If you read our pieces on keeping marriages strong, you’ll see us mention the importance and contributions of adult toys to having a stronger relationship and a spicier love life. 

Yet, there remain misconceptions about the use of these devices. You likely won’t bring up the conversation about sex toys to conservative friends and family members. 

Dr. Vowels also addressed these misjudgments, particularly towards sexually-liberated women and their decision to add these devices into the mix. 

“I find that sex toys are often wrongly seen as a means of pleasure that only single women use, but actually, couples and men should be more open-minded about using sex toys. 

“When it comes to using sex toys in a relationship, men can often worry that their partner won’t enjoy sex without toys and might become dependent on using them, which isn’t true.”

Dr. Vowels reiterated the importance of using adult toys against the negative stigma. It also pays to involve yourselves as a couple. Many brands offer devices allowing partner play, which can work well even in long-distance relationships. You’d be surprised and likely amazed at the capabilities of a remote-controlled vibrator. 

Stimulate the Mind

The mind is a powerful tool for getting the body heated up for some action. Nothing will work if you’re not mentally there. Conversely, even the slightest stimulation of the mind can get the rest of the system going. That’s just a fact. 

Mental stimulation can happen even when you’re alone, and we’re not discussing watching porn. Instead, deprive yourself of a visual overload and read erotica instead. Not a fan of reading? Try erotic audio stories or podcasts. And if that still doesn’t fancy you, let your imagination run as wild as possible. 

For Dr. Fleming, all your senses should be in tune if you want instant erotic stimulation. 

“Think about the last really enjoyable, hot, fun, connected, juicy experience you had with your partner. Use all five senses, take it in, and let it be something you can come back to time and time again.” 

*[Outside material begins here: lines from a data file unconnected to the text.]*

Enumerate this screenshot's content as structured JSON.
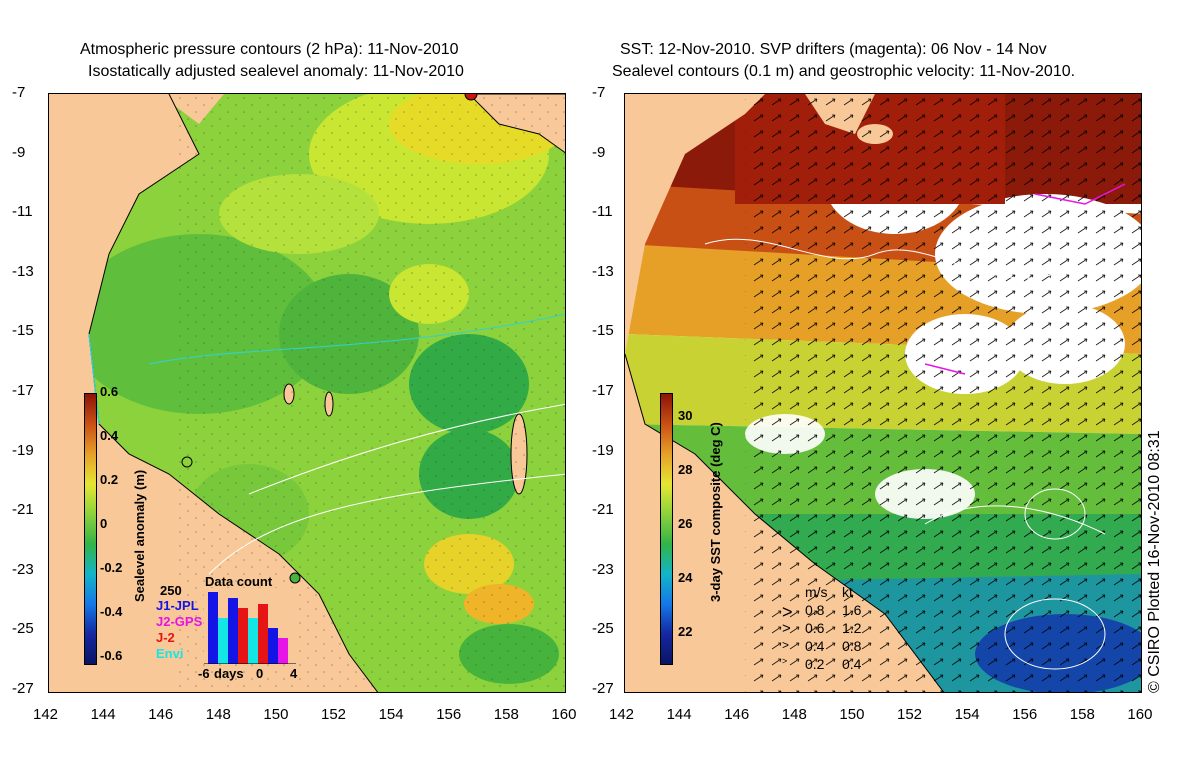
{
  "left_title": {
    "line1": "Atmospheric pressure contours (2 hPa): 11-Nov-2010",
    "line2": "Isostatically adjusted sealevel anomaly: 11-Nov-2010"
  },
  "right_title": {
    "line1": "SST: 12-Nov-2010. SVP drifters (magenta): 06 Nov - 14 Nov",
    "line2": "Sealevel contours (0.1 m) and geostrophic velocity: 11-Nov-2010."
  },
  "lat_ticks": [
    "-7",
    "-9",
    "-11",
    "-13",
    "-15",
    "-17",
    "-19",
    "-21",
    "-23",
    "-25",
    "-27"
  ],
  "lon_ticks": [
    "142",
    "144",
    "146",
    "148",
    "150",
    "152",
    "154",
    "156",
    "158",
    "160"
  ],
  "left_colorbar": {
    "label": "Sealevel anomaly (m)",
    "ticks": [
      "0.6",
      "0.4",
      "0.2",
      "0",
      "-0.2",
      "-0.4",
      "-0.6"
    ]
  },
  "right_colorbar": {
    "label": "3-day SST composite (deg C)",
    "ticks": [
      "30",
      "28",
      "26",
      "24",
      "22"
    ]
  },
  "data_count": {
    "title": "Data count",
    "max": "250",
    "sources": [
      {
        "name": "J1-JPL",
        "color": "#1414e6"
      },
      {
        "name": "J2-GPS",
        "color": "#e614e6"
      },
      {
        "name": "J-2",
        "color": "#e61414"
      },
      {
        "name": "Envi",
        "color": "#14e6e6"
      }
    ],
    "axis": {
      "left": "-6",
      "label": "days",
      "mid": "0",
      "right": "4"
    }
  },
  "velocity_legend": {
    "header_ms": "m/s",
    "header_kt": "kt",
    "rows": [
      {
        "ms": "0.8",
        "kt": "1.6"
      },
      {
        "ms": "0.6",
        "kt": "1.2"
      },
      {
        "ms": "0.4",
        "kt": "0.8"
      },
      {
        "ms": "0.2",
        "kt": "0.4"
      }
    ]
  },
  "credit": "© CSIRO Plotted 16-Nov-2010 08:31",
  "colors": {
    "land": "#f8c898",
    "sst_hot": "#8c1a0a",
    "sla_base": "#8cd23c",
    "drifter": "#e614e6",
    "coast_contour": "#30d2d2"
  }
}
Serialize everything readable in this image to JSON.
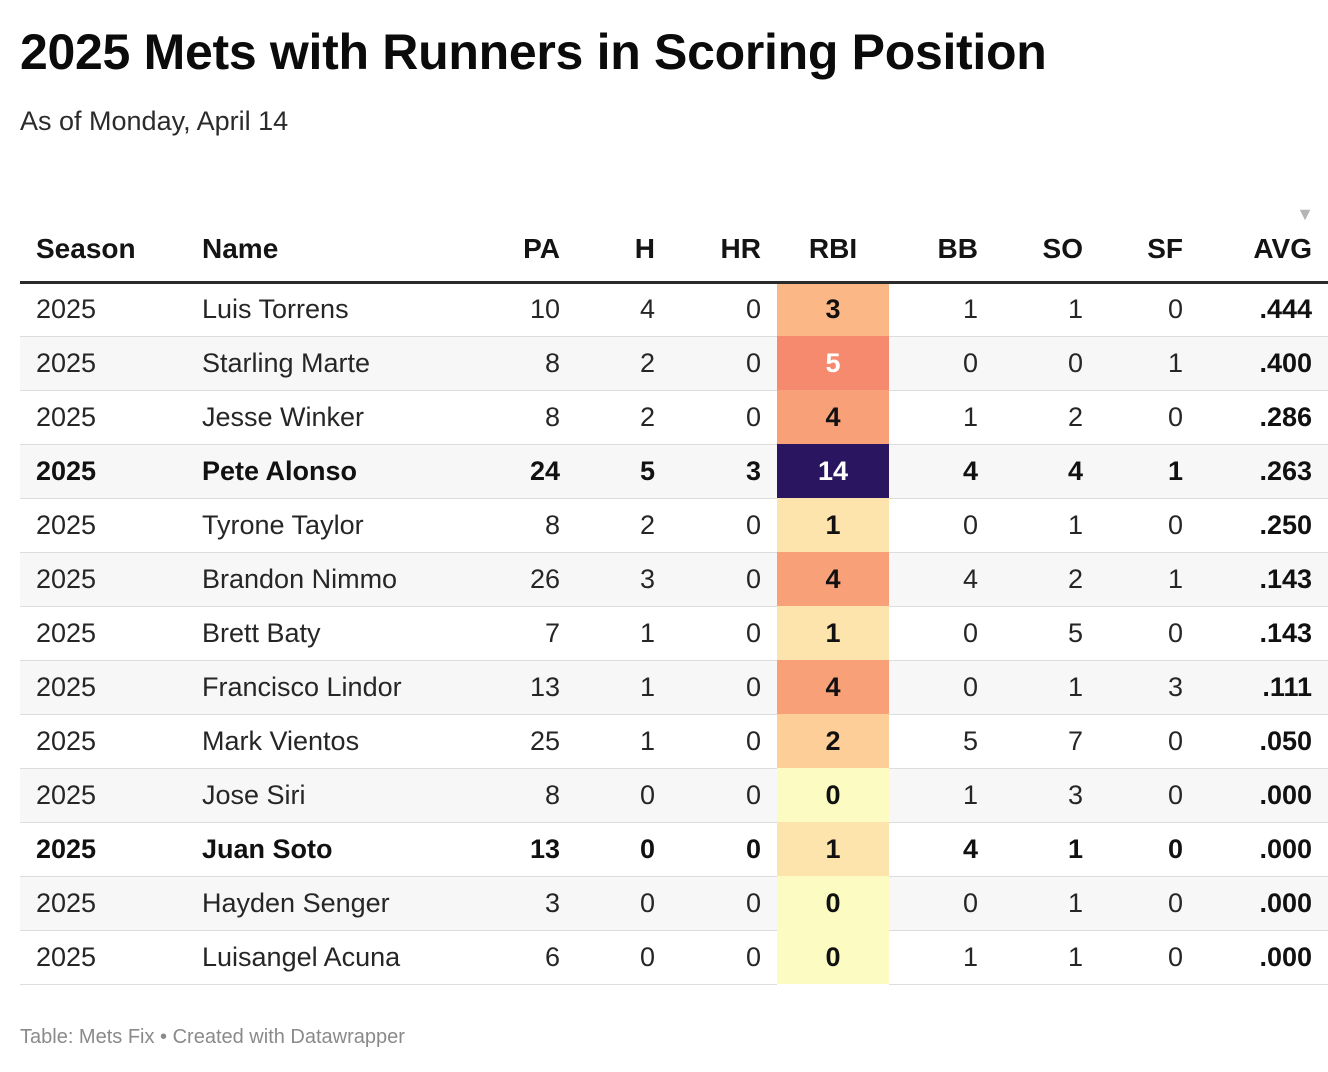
{
  "title": "2025 Mets with Runners in Scoring Position",
  "subtitle": "As of Monday, April 14",
  "footer": "Table: Mets Fix • Created with Datawrapper",
  "sort_icon": "▼",
  "colors": {
    "rbi_scale": {
      "0": "#fcfcc2",
      "1": "#fde4ad",
      "2": "#fdce98",
      "3": "#fbb785",
      "4": "#f8a078",
      "5": "#f58a6e",
      "14": "#2a1660"
    },
    "rbi_dark_text": "#111111",
    "rbi_light_text": "#ffffff"
  },
  "chart_data": {
    "type": "table",
    "columns": [
      "Season",
      "Name",
      "PA",
      "H",
      "HR",
      "RBI",
      "BB",
      "SO",
      "SF",
      "AVG"
    ],
    "sorted_by": "AVG",
    "sort_direction": "descending",
    "rows": [
      {
        "season": "2025",
        "name": "Luis Torrens",
        "pa": "10",
        "h": "4",
        "hr": "0",
        "rbi": "3",
        "bb": "1",
        "so": "1",
        "sf": "0",
        "avg": ".444",
        "bold": false
      },
      {
        "season": "2025",
        "name": "Starling Marte",
        "pa": "8",
        "h": "2",
        "hr": "0",
        "rbi": "5",
        "bb": "0",
        "so": "0",
        "sf": "1",
        "avg": ".400",
        "bold": false
      },
      {
        "season": "2025",
        "name": "Jesse Winker",
        "pa": "8",
        "h": "2",
        "hr": "0",
        "rbi": "4",
        "bb": "1",
        "so": "2",
        "sf": "0",
        "avg": ".286",
        "bold": false
      },
      {
        "season": "2025",
        "name": "Pete Alonso",
        "pa": "24",
        "h": "5",
        "hr": "3",
        "rbi": "14",
        "bb": "4",
        "so": "4",
        "sf": "1",
        "avg": ".263",
        "bold": true
      },
      {
        "season": "2025",
        "name": "Tyrone Taylor",
        "pa": "8",
        "h": "2",
        "hr": "0",
        "rbi": "1",
        "bb": "0",
        "so": "1",
        "sf": "0",
        "avg": ".250",
        "bold": false
      },
      {
        "season": "2025",
        "name": "Brandon Nimmo",
        "pa": "26",
        "h": "3",
        "hr": "0",
        "rbi": "4",
        "bb": "4",
        "so": "2",
        "sf": "1",
        "avg": ".143",
        "bold": false
      },
      {
        "season": "2025",
        "name": "Brett Baty",
        "pa": "7",
        "h": "1",
        "hr": "0",
        "rbi": "1",
        "bb": "0",
        "so": "5",
        "sf": "0",
        "avg": ".143",
        "bold": false
      },
      {
        "season": "2025",
        "name": "Francisco Lindor",
        "pa": "13",
        "h": "1",
        "hr": "0",
        "rbi": "4",
        "bb": "0",
        "so": "1",
        "sf": "3",
        "avg": ".111",
        "bold": false
      },
      {
        "season": "2025",
        "name": "Mark Vientos",
        "pa": "25",
        "h": "1",
        "hr": "0",
        "rbi": "2",
        "bb": "5",
        "so": "7",
        "sf": "0",
        "avg": ".050",
        "bold": false
      },
      {
        "season": "2025",
        "name": "Jose Siri",
        "pa": "8",
        "h": "0",
        "hr": "0",
        "rbi": "0",
        "bb": "1",
        "so": "3",
        "sf": "0",
        "avg": ".000",
        "bold": false
      },
      {
        "season": "2025",
        "name": "Juan Soto",
        "pa": "13",
        "h": "0",
        "hr": "0",
        "rbi": "1",
        "bb": "4",
        "so": "1",
        "sf": "0",
        "avg": ".000",
        "bold": true
      },
      {
        "season": "2025",
        "name": "Hayden Senger",
        "pa": "3",
        "h": "0",
        "hr": "0",
        "rbi": "0",
        "bb": "0",
        "so": "1",
        "sf": "0",
        "avg": ".000",
        "bold": false
      },
      {
        "season": "2025",
        "name": "Luisangel Acuna",
        "pa": "6",
        "h": "0",
        "hr": "0",
        "rbi": "0",
        "bb": "1",
        "so": "1",
        "sf": "0",
        "avg": ".000",
        "bold": false
      }
    ]
  }
}
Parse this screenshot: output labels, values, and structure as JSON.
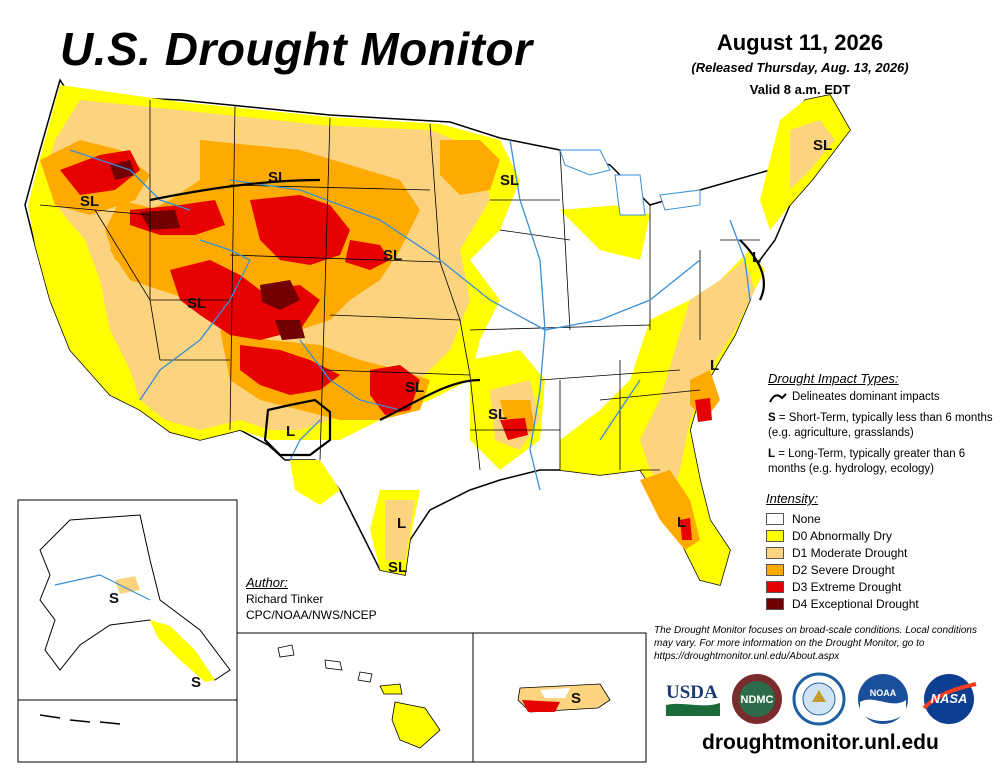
{
  "header": {
    "title": "U.S. Drought Monitor",
    "date": "August 11, 2026",
    "released": "(Released Thursday, Aug. 13, 2026)",
    "valid": "Valid 8 a.m. EDT"
  },
  "colors": {
    "none": "#ffffff",
    "d0": "#ffff00",
    "d1": "#fcd37f",
    "d2": "#ffaa00",
    "d3": "#e60000",
    "d4": "#730000",
    "rivers": "#3a8fd6",
    "borders": "#000000"
  },
  "impact_types": {
    "heading": "Drought Impact Types:",
    "line_note": "Delineates dominant impacts",
    "short_key": "S",
    "short_desc": "= Short-Term, typically less than 6 months (e.g. agriculture, grasslands)",
    "long_key": "L",
    "long_desc": "= Long-Term, typically greater than 6 months (e.g. hydrology, ecology)"
  },
  "intensity": {
    "heading": "Intensity:",
    "items": [
      {
        "label": "None",
        "color": "#ffffff"
      },
      {
        "label": "D0 Abnormally Dry",
        "color": "#ffff00"
      },
      {
        "label": "D1 Moderate Drought",
        "color": "#fcd37f"
      },
      {
        "label": "D2 Severe Drought",
        "color": "#ffaa00"
      },
      {
        "label": "D3 Extreme Drought",
        "color": "#e60000"
      },
      {
        "label": "D4 Exceptional Drought",
        "color": "#730000"
      }
    ]
  },
  "map_labels": {
    "oregon": "SL",
    "montana": "SL",
    "utah": "SL",
    "south_dakota": "SL",
    "wisconsin": "SL",
    "new_england": "SL",
    "mid_atlantic": "L",
    "kansas_oklahoma": "SL",
    "arkansas": "SL",
    "carolinas": "L",
    "texas_west": "L",
    "texas_coast": "L",
    "texas_south": "SL",
    "florida": "L",
    "alaska_interior": "S",
    "alaska_southeast": "S",
    "puerto_rico": "S"
  },
  "author": {
    "heading": "Author:",
    "name": "Richard Tinker",
    "org": "CPC/NOAA/NWS/NCEP"
  },
  "footnote": "The Drought Monitor focuses on broad-scale conditions. Local conditions may vary. For more information on the Drought Monitor, go to https://droughtmonitor.unl.edu/About.aspx",
  "logos": {
    "usda": "USDA",
    "ndmc": "NDMC",
    "noaa": "NOAA",
    "nasa": "NASA"
  },
  "site": "droughtmonitor.unl.edu"
}
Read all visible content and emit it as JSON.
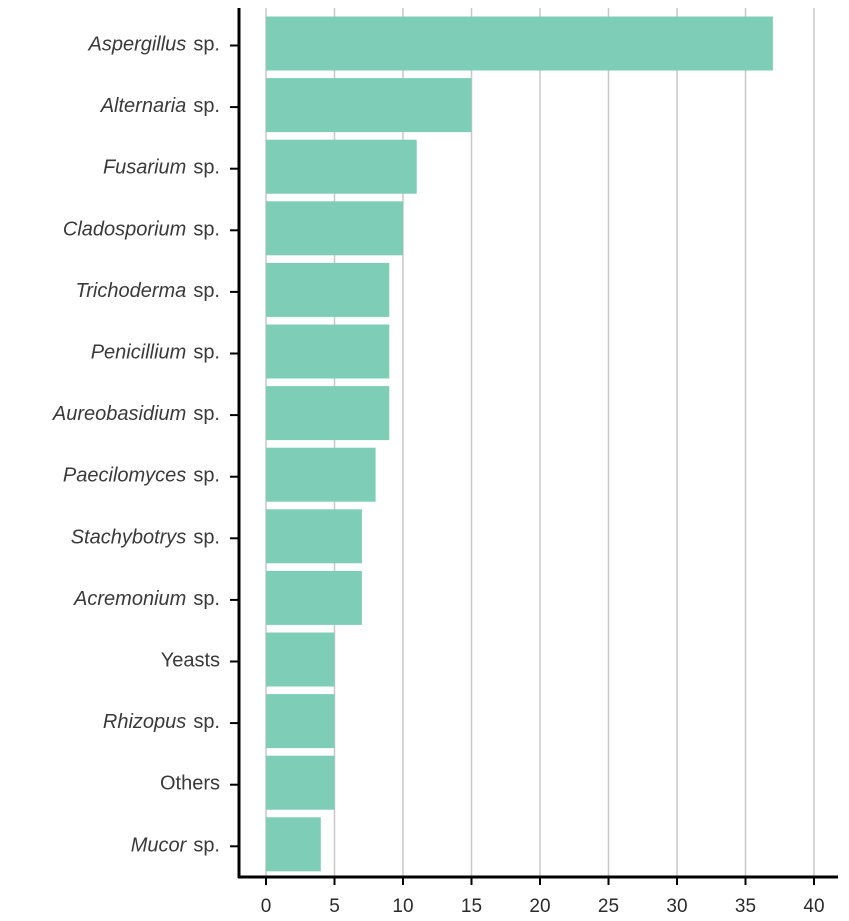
{
  "chart_data": {
    "type": "bar",
    "orientation": "horizontal",
    "categories": [
      {
        "genus": "Aspergillus",
        "suffix": "sp."
      },
      {
        "genus": "Alternaria",
        "suffix": "sp."
      },
      {
        "genus": "Fusarium",
        "suffix": "sp."
      },
      {
        "genus": "Cladosporium",
        "suffix": "sp."
      },
      {
        "genus": "Trichoderma",
        "suffix": "sp."
      },
      {
        "genus": "Penicillium",
        "suffix": "sp."
      },
      {
        "genus": "Aureobasidium",
        "suffix": "sp."
      },
      {
        "genus": "Paecilomyces",
        "suffix": "sp."
      },
      {
        "genus": "Stachybotrys",
        "suffix": "sp."
      },
      {
        "genus": "Acremonium",
        "suffix": "sp."
      },
      {
        "genus": "",
        "suffix": "Yeasts"
      },
      {
        "genus": "Rhizopus",
        "suffix": "sp."
      },
      {
        "genus": "",
        "suffix": "Others"
      },
      {
        "genus": "Mucor",
        "suffix": "sp."
      }
    ],
    "values": [
      37,
      15,
      11,
      10,
      9,
      9,
      9,
      8,
      7,
      7,
      5,
      5,
      5,
      4
    ],
    "xlim": [
      0,
      40
    ],
    "xticks": [
      "0",
      "5",
      "10",
      "15",
      "20",
      "25",
      "30",
      "35",
      "40"
    ],
    "grid": "vertical",
    "bar_color": "#7ecdb6",
    "gridline_color": "#c8c8c8",
    "axis_color": "#000000",
    "title": "",
    "xlabel": "",
    "ylabel": ""
  }
}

Spice Up Your Love Life Today

As you can see, the field manual to intimacy is simple. You must remember and do three things: communication, exploration, and stimulation. Establish a deeper and more meaningful connection. That should be the top priority more than anything else. 

And if you feel like you need professional assistance, go back to this list. This is the free sex therapy session you’ve probably needed all along.